Optical anti-parity-time symmetry
Phys. Rev. Lett. 123, 193604 (2019)
Mirrorless optical parametric oscillation
Phys. Rev. Lett. 119, 150406 (2017)
Based on the EIT-enhanced backward four-wave mixing process in cold atoms, we demonstrate narrow-band Mirrorless optical parametric oscillation (MLOPO) with a tunable threshold. The pump threshold can be tuned by varying the operating parameters: the pump detuning, the coupling laser power, and the atomic density. We achieved a pump threshold as low as 15 μW, which approaches the lowest record of OPO. Our theoretical analysis reveals that with larger OD and smaller dephasing rate, the pump threshold can be further suppressed. Compared with other schemes, our method greatly reduces system complexity without degrading the performance. We also study the normalized two-photon correlation between Stokes and anti-Stokes photons and confirm its transition from non-classical biphoton regime to the classical coherent state regime.
Quantum heat engine
Phys. Rev. Lett. 119, 050602 (2017)
We construct a nontraditional quantum heat engine using electromagnetically induced transparency effect.

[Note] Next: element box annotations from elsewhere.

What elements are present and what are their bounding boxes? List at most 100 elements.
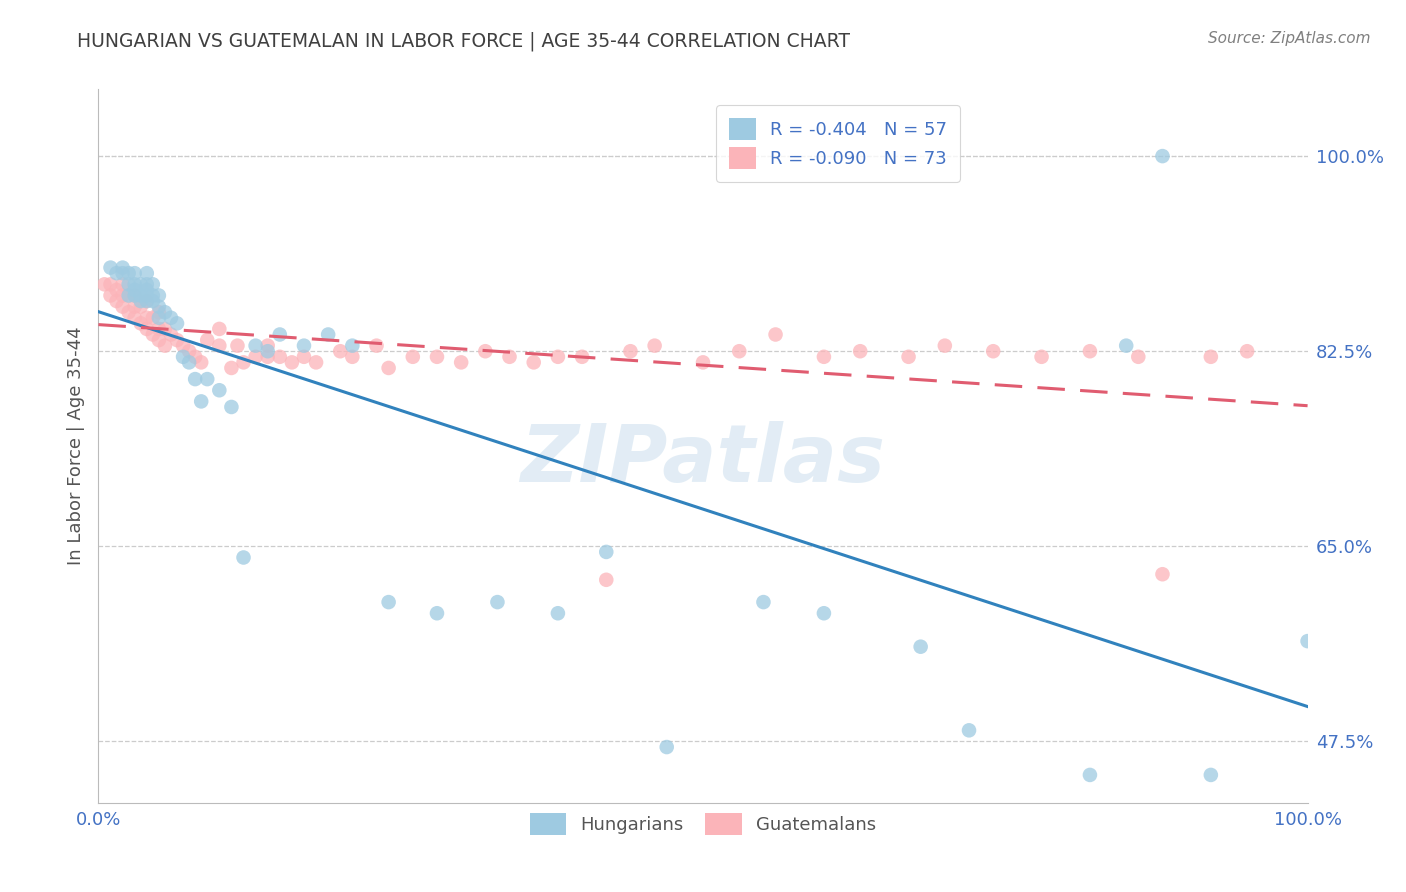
Y-axis label: In Labor Force | Age 35-44: In Labor Force | Age 35-44 bbox=[66, 326, 84, 566]
Point bbox=[135, 266, 157, 280]
Point bbox=[498, 350, 520, 364]
Point bbox=[195, 333, 218, 347]
Point bbox=[571, 350, 593, 364]
Point bbox=[148, 310, 170, 325]
Point bbox=[111, 266, 134, 280]
Point bbox=[1152, 149, 1174, 163]
Point bbox=[981, 344, 1004, 359]
Point bbox=[1078, 768, 1101, 782]
Point bbox=[142, 288, 165, 302]
Point bbox=[934, 339, 956, 353]
Point bbox=[595, 545, 617, 559]
Point bbox=[292, 339, 315, 353]
Point bbox=[124, 288, 146, 302]
Text: Source: ZipAtlas.com: Source: ZipAtlas.com bbox=[1208, 31, 1371, 46]
Point bbox=[129, 300, 152, 314]
Point bbox=[129, 294, 152, 309]
Point bbox=[135, 294, 157, 309]
Point bbox=[179, 355, 201, 369]
Point bbox=[172, 350, 194, 364]
Point bbox=[118, 288, 141, 302]
Point bbox=[179, 344, 201, 359]
Point bbox=[1152, 567, 1174, 582]
Point bbox=[190, 355, 212, 369]
Point bbox=[129, 277, 152, 292]
Point bbox=[148, 300, 170, 314]
Text: HUNGARIAN VS GUATEMALAN IN LABOR FORCE | AGE 35-44 CORRELATION CHART: HUNGARIAN VS GUATEMALAN IN LABOR FORCE |… bbox=[77, 31, 851, 51]
Point bbox=[256, 344, 278, 359]
Point bbox=[281, 355, 304, 369]
Point bbox=[172, 339, 194, 353]
Point bbox=[1236, 344, 1258, 359]
Point bbox=[148, 333, 170, 347]
Point bbox=[426, 350, 449, 364]
Point bbox=[426, 607, 449, 621]
Point bbox=[184, 350, 207, 364]
Point bbox=[849, 344, 872, 359]
Point bbox=[655, 740, 678, 755]
Point bbox=[245, 350, 267, 364]
Point bbox=[692, 355, 714, 369]
Point bbox=[124, 277, 146, 292]
Point bbox=[142, 310, 165, 325]
Point bbox=[135, 288, 157, 302]
Point bbox=[208, 339, 231, 353]
Point bbox=[1199, 768, 1222, 782]
Point bbox=[486, 595, 509, 609]
Point bbox=[148, 288, 170, 302]
Point bbox=[292, 350, 315, 364]
Point bbox=[208, 322, 231, 336]
Point bbox=[142, 294, 165, 309]
Point bbox=[595, 573, 617, 587]
Point bbox=[342, 350, 364, 364]
Point bbox=[813, 350, 835, 364]
Point bbox=[245, 339, 267, 353]
Point bbox=[148, 322, 170, 336]
Point bbox=[377, 595, 399, 609]
Point bbox=[342, 339, 364, 353]
Point bbox=[124, 288, 146, 302]
Legend: Hungarians, Guatemalans: Hungarians, Guatemalans bbox=[520, 804, 886, 844]
Point bbox=[221, 400, 243, 414]
Point bbox=[148, 305, 170, 319]
Point bbox=[195, 372, 218, 386]
Point bbox=[166, 333, 188, 347]
Point bbox=[523, 355, 546, 369]
Point bbox=[897, 350, 920, 364]
Point bbox=[153, 305, 176, 319]
Point bbox=[190, 394, 212, 409]
Point bbox=[160, 310, 183, 325]
Point bbox=[118, 277, 141, 292]
Point bbox=[135, 283, 157, 297]
Point bbox=[153, 339, 176, 353]
Point bbox=[256, 350, 278, 364]
Point bbox=[124, 283, 146, 297]
Point bbox=[305, 355, 328, 369]
Point bbox=[547, 607, 569, 621]
Point bbox=[256, 339, 278, 353]
Point bbox=[118, 266, 141, 280]
Point bbox=[366, 339, 388, 353]
Point bbox=[450, 355, 472, 369]
Point bbox=[1199, 350, 1222, 364]
Point bbox=[135, 322, 157, 336]
Point bbox=[547, 350, 569, 364]
Point bbox=[93, 277, 115, 292]
Point bbox=[124, 310, 146, 325]
Point bbox=[105, 266, 128, 280]
Point bbox=[111, 260, 134, 275]
Point bbox=[474, 344, 496, 359]
Point bbox=[166, 317, 188, 331]
Point bbox=[402, 350, 425, 364]
Point bbox=[1115, 339, 1137, 353]
Point bbox=[124, 266, 146, 280]
Point bbox=[813, 607, 835, 621]
Point bbox=[1128, 350, 1150, 364]
Point bbox=[957, 723, 980, 738]
Point bbox=[232, 355, 254, 369]
Point bbox=[105, 283, 128, 297]
Point bbox=[111, 288, 134, 302]
Point bbox=[111, 300, 134, 314]
Point bbox=[129, 317, 152, 331]
Point bbox=[1296, 634, 1319, 648]
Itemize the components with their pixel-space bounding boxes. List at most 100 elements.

By making use of quantum interference, we are able to break the symmetry of photon absorptive and emissive cross-section, thus enabling the system to absorb photons from a “thermal” reservoir, with wide spectrum and random wave vector, and convert them into “work”, which has a certain direction of radiation and with an ultra-narrow spectrum. There are some unique properties of this quantum heat engine. One is that the emissivity at central frequency is 9 times greater than that of a blackbody at the same ambient temperature, indicating the violation of Kirchhoff’s law. In addition, the temperature of cold reservoirs can be even higher than hot reservoirs, which is not allowed in classical heat engines.